U.S. to scrutinize any health insurers’ mergers for antitrust concerns
The head of the U.S. Justice Department’s Antitrust Division warned health insurers May 24 that deals that expand the market share of a dominant plan will be heavily scrutinized, if not killed.
If the department finds concerns about competition or undue market concentration, “we will not hesitate to block the merger or to require the settlement concessions necessary to protect consumers,” said Christine Varney, an assistant attorney general.

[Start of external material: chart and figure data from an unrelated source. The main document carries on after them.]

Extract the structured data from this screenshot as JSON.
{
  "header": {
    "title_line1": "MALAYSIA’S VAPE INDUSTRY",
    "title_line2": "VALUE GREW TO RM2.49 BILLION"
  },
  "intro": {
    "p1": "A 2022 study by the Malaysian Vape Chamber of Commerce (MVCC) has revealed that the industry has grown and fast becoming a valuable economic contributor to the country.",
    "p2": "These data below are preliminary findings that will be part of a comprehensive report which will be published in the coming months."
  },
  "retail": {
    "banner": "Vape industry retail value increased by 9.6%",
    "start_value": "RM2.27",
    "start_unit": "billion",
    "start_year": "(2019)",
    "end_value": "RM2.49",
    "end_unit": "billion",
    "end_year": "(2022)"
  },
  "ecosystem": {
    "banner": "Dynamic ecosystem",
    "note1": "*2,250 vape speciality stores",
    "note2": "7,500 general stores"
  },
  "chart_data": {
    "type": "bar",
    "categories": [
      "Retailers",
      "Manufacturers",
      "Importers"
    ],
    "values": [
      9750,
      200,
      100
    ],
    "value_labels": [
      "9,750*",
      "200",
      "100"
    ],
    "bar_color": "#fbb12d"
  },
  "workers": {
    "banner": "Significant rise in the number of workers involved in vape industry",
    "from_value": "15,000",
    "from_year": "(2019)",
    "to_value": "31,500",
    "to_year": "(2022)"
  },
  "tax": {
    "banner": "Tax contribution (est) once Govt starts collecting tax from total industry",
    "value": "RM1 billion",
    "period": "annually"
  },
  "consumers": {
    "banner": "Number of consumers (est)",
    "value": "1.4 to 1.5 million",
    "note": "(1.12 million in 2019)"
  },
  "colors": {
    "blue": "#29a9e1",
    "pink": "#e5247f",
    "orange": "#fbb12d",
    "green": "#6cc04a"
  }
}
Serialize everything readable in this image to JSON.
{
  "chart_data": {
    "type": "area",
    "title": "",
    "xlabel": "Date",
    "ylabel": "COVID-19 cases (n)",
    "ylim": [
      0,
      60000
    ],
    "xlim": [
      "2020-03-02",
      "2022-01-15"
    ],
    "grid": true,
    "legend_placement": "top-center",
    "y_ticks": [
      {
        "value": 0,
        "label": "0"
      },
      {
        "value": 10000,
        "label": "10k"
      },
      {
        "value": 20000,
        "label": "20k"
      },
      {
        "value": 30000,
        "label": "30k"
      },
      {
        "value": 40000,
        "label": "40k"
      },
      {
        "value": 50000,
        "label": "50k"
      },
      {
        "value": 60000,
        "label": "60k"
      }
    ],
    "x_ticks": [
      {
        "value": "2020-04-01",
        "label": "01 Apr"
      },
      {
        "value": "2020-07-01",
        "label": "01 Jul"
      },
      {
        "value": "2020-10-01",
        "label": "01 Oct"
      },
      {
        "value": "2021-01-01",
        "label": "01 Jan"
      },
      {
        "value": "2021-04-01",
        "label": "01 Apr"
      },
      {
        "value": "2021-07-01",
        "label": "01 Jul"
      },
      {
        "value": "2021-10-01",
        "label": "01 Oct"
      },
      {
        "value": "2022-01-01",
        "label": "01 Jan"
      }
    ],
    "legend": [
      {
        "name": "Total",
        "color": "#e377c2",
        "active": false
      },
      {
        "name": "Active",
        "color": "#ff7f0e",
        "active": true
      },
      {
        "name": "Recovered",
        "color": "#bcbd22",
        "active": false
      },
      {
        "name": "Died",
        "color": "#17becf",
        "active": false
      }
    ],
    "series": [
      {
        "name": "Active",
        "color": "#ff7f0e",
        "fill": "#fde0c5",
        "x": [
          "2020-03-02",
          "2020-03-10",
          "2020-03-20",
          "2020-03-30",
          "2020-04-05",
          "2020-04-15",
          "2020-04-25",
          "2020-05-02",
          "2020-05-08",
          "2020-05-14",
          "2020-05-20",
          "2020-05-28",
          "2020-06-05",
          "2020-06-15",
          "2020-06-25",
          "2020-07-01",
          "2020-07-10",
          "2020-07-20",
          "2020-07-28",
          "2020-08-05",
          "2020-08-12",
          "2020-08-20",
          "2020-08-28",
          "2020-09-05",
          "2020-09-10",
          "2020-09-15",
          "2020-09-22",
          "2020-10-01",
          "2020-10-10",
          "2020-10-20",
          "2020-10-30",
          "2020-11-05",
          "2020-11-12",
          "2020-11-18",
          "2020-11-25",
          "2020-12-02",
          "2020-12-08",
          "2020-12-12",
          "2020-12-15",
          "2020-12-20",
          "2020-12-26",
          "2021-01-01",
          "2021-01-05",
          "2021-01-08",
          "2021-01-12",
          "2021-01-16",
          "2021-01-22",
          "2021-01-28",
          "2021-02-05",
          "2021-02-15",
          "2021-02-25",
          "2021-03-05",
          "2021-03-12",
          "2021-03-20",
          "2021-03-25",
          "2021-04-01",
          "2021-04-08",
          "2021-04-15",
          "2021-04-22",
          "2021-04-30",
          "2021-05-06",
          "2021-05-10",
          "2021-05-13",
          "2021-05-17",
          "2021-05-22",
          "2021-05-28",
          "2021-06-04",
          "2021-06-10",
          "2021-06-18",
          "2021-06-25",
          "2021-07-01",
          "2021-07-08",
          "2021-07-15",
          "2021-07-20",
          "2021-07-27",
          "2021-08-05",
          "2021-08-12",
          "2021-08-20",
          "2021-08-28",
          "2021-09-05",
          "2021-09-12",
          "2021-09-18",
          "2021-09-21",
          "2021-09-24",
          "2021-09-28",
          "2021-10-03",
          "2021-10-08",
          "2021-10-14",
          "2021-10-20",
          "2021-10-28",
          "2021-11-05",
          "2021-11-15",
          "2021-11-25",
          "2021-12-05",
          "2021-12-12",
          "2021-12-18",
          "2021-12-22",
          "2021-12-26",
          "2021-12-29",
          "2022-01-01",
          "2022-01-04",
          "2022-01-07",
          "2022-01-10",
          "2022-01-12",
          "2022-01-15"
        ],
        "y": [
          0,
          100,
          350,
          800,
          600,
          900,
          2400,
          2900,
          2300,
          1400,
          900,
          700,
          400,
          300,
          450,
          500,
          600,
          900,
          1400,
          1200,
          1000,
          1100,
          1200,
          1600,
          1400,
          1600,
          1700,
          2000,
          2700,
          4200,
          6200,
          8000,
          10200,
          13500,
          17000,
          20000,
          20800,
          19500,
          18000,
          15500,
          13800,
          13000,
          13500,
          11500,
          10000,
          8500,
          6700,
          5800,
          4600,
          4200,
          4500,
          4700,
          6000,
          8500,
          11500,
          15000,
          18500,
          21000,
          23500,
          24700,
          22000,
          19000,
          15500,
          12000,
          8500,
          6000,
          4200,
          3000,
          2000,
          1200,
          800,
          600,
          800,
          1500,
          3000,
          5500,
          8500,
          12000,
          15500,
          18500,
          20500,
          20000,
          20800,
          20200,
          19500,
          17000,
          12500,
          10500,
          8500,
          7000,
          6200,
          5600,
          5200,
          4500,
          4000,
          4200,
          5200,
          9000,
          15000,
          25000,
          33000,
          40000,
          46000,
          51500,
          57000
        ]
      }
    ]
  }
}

Such scrutiny is necessary to protect the integrity of health exchanges, where small businesses and individuals will be able to compare prices and obtain insurance, starting in 2014. Therefore, policing health insurers’ possible deals to preserve consumer choice in the health insurance market is a new priority for her department since the passage of federal health care reform in March.
“Like many reforms driven by the power of competition to create consumer welfare, the success of these legislative and regulatory efforts will depend as much upon healthy competitive markets free from undue concentration and anticompetitive behavior as it will upon regulatory change,” Varney said during a speech to a trade conference on antitrust and health care, sponsored by the American Bar Association and the American Health Lawyers Association.
“In short, enactment of the Affordable Care Act makes effective antitrust policy more important than ever,” she said.
Michigan merger nixed
Varney said an example of her office’s approach can be found in the failed merger attempt in March of Blue Cross Blue Shield of Michigan and Physicians Health Plan of Mid-Michigan, where her office intervened, fearing a “substantial lessening of competition in the Lansing market for commercial group health insurance and in the market for the purchase of physician services.” The Blues had a 70% market share, while Physicians about a 20% share, Varney said.
Antitrust division staff has found “over the last 10 years in numerous investigations across the country” that many providers provide the best discounts only to insurers with “significant market shares,” Varney said.
“Thus, new entrants cannot negotiate for competitive provider discounts because they have few enrollees and they cannot win new enrollees because they do not have competitive discounts,” she said. As a result, expansion into new geographic regions or for small insurers is “difficult,” she added.
An internal antitrust division study into health insurance markets, involving interviews with insurance brokers, economists, regulators and health plans, affirmed that scale is the biggest obstacle to insurers’ entry or expansion in the small- or mid-sized employer market, Varney said.
Competitive landscapes
That study also determined that it is easier for insurers to enter less concentrated markets, where competition is between several large but relatively equal-sized insurers, than entering a market where one or two dominant plans reign, she said. Also, the study indicated that new entrants or niche market players are more likely to obtain provider discounts similar to their competitors in less concentrated markets than those market dominated by one or two big insurers.
“The infrequent entry of new choices makes it even more important to preserve the choices already available,” Varney said.
The American Medical Association reported in February that the two largest health insurers had a market share of 70% or more in 24 of the 43 states it investigated for health insurance market penetration. In 2009, just 18 of 42 states had two insurers with a combined market share of 70 percent or more, the AMA reported, noting “a near total collapse of competitive and dynamic health insurance markets.”
Varney described “the ultimate goal of health care reform,” saying it is “to harness the power of competition, together with regulation, to expand coverage, improve quality and control the cost of health care for all Americans.”